首页 » 技术分享 » zipline量化平台----本地化(上)

zipline量化平台----本地化(上)

 

         无意中发现了一个巨牛的人工智能教程,忍不住分享一下给大家。教程不仅是零基础,通俗易懂,而且非常风趣幽默,像看小说一样!觉得太牛了,所以分享给大家。教程链接:https://www.cbedai.net/qtlyx

 

 

        这么多python开源的量化平台中,zipline应该是应用最广泛的一个了,而且在quantopian的体系下,可以和pyfolio和alphalen无缝衔接。但是相比于之前笔者使用的backtrader量化回测平台,zipline在本地的实用化更加复杂。当然,如果用joinquant和ricequant下,其实很easy,但是云端运行策略,很多方面都会有限制。

        所以,zipline想真正用起来,第一步就是本地化。之前了解过本地化的过程,浅尝辄止了,而近来发现,zipline的受众太多了,但是国内的资料几乎是空白。所以笔者尝试进行一下本地化。

        这篇教程,并没有成功的本地化,碰到了一些问题,但是想必已经很接近了,仅此作为一个记录。

1.zipline安装

        这里,笔者建议安装zipline之前先安装最新的anaconda,然后用

conda install -c Quantopian zipline

        如果不是最新的anaconda,可能会有各种各样的问题。笔者用的是python2.7的版本,似乎3.X也是可以的。

2.zipline教程中的运行方法

        在zipline的官方教程中,重点讲了命令行的运行方法,如下:

zipline run -f ../../zipline/examples/buyapple.py --start 2000-1-1 --end 2014-1-1 -o buyapple_out.pickle

        zipline的ipython格式的教程中,还介绍了ipython中的运行方式,唯独没有介绍如何在pycharm这样的ide中运行的方式。

3.zipline在ide中运行的方式

        首先,在zipline中,我们需要两个关键函数来完成一个策略。教程中有如下这样段代码。

 

from zipline.api import order, record, symbol


def initialize(context):
    pass


def handle_data(context, data):
    order(symbol('AAPL'), 10)
    record(AAPL=data.current(symbol('AAPL'), 'price'))
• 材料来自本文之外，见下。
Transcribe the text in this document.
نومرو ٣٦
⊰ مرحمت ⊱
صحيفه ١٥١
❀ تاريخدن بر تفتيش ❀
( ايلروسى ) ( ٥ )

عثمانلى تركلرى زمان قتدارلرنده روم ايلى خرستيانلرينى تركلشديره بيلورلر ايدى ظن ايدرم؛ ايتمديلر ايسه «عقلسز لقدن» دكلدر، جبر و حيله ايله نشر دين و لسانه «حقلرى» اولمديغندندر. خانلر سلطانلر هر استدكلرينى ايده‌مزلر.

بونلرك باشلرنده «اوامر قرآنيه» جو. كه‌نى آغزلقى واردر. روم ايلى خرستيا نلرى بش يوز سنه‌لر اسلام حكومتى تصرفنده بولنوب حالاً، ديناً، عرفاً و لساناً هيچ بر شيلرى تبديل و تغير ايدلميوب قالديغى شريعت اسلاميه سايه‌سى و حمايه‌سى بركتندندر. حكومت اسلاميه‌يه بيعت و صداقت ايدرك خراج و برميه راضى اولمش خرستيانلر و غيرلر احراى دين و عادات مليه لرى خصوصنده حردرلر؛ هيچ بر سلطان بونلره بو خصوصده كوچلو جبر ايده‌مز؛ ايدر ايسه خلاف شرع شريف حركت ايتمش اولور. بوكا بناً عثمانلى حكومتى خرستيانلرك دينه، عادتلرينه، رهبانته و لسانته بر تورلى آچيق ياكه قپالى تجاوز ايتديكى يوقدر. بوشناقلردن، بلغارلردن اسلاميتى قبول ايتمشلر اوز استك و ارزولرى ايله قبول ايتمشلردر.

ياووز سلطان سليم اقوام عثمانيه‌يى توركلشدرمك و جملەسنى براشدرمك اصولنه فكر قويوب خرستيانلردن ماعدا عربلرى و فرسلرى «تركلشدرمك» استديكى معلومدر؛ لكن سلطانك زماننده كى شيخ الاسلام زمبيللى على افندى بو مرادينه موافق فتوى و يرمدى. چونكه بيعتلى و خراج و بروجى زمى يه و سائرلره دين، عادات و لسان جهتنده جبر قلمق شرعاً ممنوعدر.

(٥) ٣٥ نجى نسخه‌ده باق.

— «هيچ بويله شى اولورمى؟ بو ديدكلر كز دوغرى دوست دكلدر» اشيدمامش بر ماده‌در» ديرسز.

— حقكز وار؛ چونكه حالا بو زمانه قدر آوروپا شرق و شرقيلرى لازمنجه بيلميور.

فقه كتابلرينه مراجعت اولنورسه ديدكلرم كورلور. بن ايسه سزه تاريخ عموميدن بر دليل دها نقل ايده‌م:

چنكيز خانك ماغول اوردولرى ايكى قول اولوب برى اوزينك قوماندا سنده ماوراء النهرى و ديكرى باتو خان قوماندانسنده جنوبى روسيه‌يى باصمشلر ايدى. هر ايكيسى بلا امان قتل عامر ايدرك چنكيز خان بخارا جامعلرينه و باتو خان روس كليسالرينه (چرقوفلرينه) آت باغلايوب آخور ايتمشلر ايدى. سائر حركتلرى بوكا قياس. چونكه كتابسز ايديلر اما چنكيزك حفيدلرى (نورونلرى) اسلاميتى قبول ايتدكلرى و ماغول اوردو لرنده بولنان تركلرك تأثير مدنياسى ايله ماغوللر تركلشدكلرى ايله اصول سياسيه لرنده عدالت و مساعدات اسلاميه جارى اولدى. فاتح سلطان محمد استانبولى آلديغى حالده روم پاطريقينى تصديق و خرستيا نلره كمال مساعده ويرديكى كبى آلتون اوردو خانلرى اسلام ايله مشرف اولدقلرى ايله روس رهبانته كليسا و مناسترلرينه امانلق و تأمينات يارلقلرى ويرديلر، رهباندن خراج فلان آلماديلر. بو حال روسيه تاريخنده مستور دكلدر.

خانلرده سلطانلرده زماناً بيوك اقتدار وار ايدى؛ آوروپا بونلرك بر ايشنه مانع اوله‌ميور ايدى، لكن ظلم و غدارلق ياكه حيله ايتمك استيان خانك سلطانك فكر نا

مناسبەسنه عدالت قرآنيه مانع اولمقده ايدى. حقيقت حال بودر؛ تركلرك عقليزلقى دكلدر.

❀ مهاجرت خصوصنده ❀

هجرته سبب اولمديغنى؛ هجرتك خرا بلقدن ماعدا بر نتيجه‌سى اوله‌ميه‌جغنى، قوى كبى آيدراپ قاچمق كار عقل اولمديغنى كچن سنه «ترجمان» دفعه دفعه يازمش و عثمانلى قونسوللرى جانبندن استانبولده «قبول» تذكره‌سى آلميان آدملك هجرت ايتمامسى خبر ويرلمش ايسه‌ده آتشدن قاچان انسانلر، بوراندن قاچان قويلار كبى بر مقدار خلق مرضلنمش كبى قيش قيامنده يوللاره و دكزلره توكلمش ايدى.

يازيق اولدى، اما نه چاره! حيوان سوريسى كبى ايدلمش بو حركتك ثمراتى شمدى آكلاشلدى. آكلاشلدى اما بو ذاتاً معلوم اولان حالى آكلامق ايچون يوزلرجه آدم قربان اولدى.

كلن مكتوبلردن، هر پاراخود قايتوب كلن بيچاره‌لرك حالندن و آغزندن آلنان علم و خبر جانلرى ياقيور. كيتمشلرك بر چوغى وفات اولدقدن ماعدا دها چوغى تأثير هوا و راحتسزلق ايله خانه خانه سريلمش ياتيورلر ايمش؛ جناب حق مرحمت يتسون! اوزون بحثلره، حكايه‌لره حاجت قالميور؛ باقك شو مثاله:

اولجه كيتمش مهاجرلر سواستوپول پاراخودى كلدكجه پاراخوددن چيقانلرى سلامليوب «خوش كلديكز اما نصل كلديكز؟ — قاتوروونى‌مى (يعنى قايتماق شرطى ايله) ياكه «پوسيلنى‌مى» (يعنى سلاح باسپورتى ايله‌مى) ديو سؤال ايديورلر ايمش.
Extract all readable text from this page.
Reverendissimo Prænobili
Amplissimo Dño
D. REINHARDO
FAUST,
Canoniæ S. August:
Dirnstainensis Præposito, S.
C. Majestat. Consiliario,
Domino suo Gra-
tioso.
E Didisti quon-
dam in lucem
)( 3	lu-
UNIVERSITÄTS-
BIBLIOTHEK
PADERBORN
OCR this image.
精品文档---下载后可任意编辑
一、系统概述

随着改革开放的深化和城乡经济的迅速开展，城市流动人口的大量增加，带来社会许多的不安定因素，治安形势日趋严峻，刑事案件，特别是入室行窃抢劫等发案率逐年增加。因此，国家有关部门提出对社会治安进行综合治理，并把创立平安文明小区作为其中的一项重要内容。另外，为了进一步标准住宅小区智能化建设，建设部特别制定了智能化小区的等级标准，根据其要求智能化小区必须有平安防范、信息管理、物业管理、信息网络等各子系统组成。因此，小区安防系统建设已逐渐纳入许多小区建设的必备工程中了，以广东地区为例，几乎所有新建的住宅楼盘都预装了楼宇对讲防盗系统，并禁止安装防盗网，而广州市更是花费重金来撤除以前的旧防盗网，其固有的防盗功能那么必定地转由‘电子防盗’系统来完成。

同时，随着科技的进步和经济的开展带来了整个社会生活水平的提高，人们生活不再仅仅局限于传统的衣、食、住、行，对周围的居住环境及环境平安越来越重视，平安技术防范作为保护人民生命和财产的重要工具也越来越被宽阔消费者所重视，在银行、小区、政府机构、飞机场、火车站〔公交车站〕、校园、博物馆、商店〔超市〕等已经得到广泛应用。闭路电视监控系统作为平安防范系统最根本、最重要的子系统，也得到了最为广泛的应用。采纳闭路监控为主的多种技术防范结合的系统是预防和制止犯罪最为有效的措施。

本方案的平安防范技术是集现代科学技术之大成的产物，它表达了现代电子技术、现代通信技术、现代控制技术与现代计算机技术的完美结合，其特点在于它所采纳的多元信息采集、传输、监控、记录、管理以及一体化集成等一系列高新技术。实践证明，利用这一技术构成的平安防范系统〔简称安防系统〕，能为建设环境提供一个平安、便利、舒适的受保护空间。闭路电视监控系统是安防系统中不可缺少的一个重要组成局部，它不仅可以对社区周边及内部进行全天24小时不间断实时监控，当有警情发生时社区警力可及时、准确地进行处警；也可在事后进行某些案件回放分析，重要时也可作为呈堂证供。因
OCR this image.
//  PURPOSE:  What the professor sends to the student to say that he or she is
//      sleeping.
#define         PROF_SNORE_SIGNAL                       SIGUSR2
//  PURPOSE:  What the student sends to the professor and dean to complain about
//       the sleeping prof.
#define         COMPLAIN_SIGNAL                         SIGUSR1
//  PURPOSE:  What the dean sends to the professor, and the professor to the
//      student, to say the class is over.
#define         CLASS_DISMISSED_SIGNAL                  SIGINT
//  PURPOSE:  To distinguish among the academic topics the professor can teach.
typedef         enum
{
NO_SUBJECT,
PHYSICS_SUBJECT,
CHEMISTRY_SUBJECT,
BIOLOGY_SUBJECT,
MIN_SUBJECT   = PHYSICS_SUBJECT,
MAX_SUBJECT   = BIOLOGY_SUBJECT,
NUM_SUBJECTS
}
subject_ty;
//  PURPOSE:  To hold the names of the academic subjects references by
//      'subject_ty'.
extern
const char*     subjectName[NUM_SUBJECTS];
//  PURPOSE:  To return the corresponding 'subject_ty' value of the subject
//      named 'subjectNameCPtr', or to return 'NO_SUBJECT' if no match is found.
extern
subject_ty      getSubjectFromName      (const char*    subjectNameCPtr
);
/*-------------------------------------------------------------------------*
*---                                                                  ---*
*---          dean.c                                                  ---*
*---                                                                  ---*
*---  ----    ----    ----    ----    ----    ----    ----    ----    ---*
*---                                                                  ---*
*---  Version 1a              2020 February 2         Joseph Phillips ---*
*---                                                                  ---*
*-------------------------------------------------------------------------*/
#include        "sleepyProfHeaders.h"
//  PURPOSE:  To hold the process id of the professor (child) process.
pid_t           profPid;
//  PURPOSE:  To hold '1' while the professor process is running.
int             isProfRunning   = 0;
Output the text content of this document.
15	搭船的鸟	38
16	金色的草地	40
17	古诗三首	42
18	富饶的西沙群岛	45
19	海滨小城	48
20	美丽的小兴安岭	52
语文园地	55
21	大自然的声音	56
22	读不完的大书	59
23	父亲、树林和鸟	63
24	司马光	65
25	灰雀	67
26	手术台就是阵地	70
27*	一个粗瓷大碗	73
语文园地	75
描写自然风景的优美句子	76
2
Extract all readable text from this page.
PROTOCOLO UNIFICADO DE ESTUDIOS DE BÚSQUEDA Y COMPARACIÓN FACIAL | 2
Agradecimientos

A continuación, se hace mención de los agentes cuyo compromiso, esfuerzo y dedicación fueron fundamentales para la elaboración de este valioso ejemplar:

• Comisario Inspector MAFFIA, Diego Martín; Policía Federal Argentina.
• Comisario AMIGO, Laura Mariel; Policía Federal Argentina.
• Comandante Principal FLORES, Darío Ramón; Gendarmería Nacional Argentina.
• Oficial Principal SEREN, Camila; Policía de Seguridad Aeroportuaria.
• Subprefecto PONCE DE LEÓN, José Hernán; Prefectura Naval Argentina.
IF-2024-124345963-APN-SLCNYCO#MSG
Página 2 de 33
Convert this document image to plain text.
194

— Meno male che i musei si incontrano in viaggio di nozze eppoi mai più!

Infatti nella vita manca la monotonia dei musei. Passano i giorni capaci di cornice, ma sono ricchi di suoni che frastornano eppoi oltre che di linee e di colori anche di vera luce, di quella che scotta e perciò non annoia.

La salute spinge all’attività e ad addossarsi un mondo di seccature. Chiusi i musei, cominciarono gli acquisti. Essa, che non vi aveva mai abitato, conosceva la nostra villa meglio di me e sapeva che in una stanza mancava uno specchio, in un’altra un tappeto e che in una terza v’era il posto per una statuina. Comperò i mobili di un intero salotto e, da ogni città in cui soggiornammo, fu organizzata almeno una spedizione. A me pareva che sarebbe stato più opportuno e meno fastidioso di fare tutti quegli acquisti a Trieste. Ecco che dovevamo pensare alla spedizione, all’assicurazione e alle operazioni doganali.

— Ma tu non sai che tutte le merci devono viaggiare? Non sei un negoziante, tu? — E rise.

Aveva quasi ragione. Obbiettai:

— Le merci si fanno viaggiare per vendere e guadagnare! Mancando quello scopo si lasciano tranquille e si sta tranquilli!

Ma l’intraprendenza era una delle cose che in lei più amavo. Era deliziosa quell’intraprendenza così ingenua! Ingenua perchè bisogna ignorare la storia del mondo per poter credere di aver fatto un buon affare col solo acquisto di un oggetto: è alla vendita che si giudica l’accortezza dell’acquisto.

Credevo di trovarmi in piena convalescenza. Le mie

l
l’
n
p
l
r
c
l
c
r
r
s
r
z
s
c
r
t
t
        如果不知道这两个函数分别是干嘛的,大家可以先去joinquant上了解一下基本教程。

 

        那么,我们怎么在ide中运行这样的一个策略呢?

        方法就是我们构建一个TradingAlgorithm类,然后run这个类。

 

algor_obj = TradingAlgorithm(initialize=initialize, handle_data=handle_data)

        然后,我们run一下

perf_manual = algor_obj.run(data_c)

这样我们的策略就完成了。

 

一个完整的例子如下:

 

#-*- coding: utf-8 -*-
from datetime import datetime
from zipline.algorithm import TradingAlgorithm
from zipline.finance.trading import TradingEnvironment
from zipline.api import order, record, symbol, history
from zipline.finance import trading
from zipline.utils.factory import create_simulation_parameters
import pandas as pd
import numpy as np

n = 0
# Define algorithm
def initialize(context):
    context.asset = symbol('AAPL')
    print "initialization"
    pass

def handle_data(context, data):
    global n
    print "handle", n
    print data.history(context.asset, 'price', 1, '1d')#close price
    # print history(1, '1d', 'price').mean()
    n += 1
    order(symbol('AAPL'), 10)
    record(AAPL=data.current(symbol('AAPL'), 'price'))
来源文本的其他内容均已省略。